Most federal employees who are excused from work on Wednesday to honor the passing of President George H.W. Bush will continue to get paid with no interruptions.
President Donald Trump signed an executive order over the weekend, which declared Wednesday, Dec. 5 as a “national day of mourning for President George H.W. Bush” and an observable holiday.
It’s for this reason that federal employees generally shouldn’t see any difference in their pay, unless they’re activated to work for national security and safety reasons or participate in state funeral services.
Full time federal employees under a standard work schedule of eight hours a day, 40 hours a week will be excused from eight hours of work on Wednesday, Margaret Weichert, acting director for the Office of Personnel Management, said Sunday in a memo to agency heads.
Federal employees on a compressed work schedule will be excused from the number of hours they would typically work on the declared holiday. Employees on a 10-hour work schedule, for example, will be excused from 10 hours of work on Wednesday.
Employees who have already planned to take annual leave on Wednesday won’t be charged for the time, OPM said, though this policy doesn’t apply to employees who receive annual premium pay for standby duty or firefighters covered by certain special pay provisions.
Federal workers who aren’t scheduled to work on Wednesday may be eligible to receive an “in lieu of” holiday, OPM said. Employees, for example, who work a Friday through Tuesday schedule should take their “in lieu of” holiday on the proceeding work day, or Tuesday, Dec. 4.
Employees who work a Thursday through Monday schedule should take their “in lieu of” holiday on Monday, Dec. 3, OPM said.
Part time and intermittent employees aren’t eligible for “in lieu of” holidays.
“Agencies may exercise their discretionary authority to grant administrative leave to part-time employees whose offices are closed on a day when most full time employees have an “in lieu of” holiday for the national day of mourning for President George H.W. Bush,” OPM’s guidance reads.
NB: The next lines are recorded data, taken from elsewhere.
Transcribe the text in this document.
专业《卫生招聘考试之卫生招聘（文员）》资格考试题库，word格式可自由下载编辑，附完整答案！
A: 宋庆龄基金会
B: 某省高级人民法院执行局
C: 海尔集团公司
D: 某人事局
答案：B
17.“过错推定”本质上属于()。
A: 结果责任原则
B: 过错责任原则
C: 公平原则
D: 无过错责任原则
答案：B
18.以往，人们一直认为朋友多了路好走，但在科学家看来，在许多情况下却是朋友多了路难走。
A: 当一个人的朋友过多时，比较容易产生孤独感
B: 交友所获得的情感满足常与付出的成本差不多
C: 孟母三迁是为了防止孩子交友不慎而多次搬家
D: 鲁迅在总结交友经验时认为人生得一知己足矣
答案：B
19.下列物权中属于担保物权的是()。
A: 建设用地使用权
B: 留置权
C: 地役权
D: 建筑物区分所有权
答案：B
Any employee who does work on Wednesday’s holiday will generally receive holiday premium pay in addition to his or her regular pay, OPM said. Employees assigned to work on Wednesday are entitled to a minimum of two hours of holiday premium pay.
Members of the Senior Executive Service and other foreign service officers are not eligible for holiday premium pay.
It’s up to each agency and department head to determine what employees, if any, can’t be excused from work on Wednesday for national security, defense or other “essential public business” reasons, Weichert said.
For even more details and specific scenarios on holiday premium pay, compensatory time off, night pay and travel, find OPM’s guidance on the Dec. 5 observable holiday here.
The Defense Department has updated its state funeral website with some details for the upcoming ceremonies. A state funeral typically lasts seven-to-10 days and consists of three stages in the president’s home state of Texas and in Washington, D.C.
“The ceremonies occurring in the national capital region may involve Armed Forces honor guards, elite military bands and other service academies, National Guard and U.S. Armed Forces Reserve units,” the site reads. “The ceremonies occurring outside of the national capital region may include Washington-based honor guards and local service units to include active duty, National Guard and Reserve for logistical, military band and/or salute guns support.”
Most congressional committees are also postponing previously-scheduled hearings for Wednesday. The House judiciary and veterans affairs committees have already postponed their hearings that day. The House won’t resume legislative business until the end of the week.
Congress is expected to introduce a two-week temporary continuing resolution to avoid a partial government shutdown Friday night. The CR is supposed to keep agencies open through Dec. 21.
Lawmakers have through Friday, Dec. 7 to find either a temporary or permanent solution to fund the remaining agencies that still lack full-year appropriations and avoid a partial government shutdown.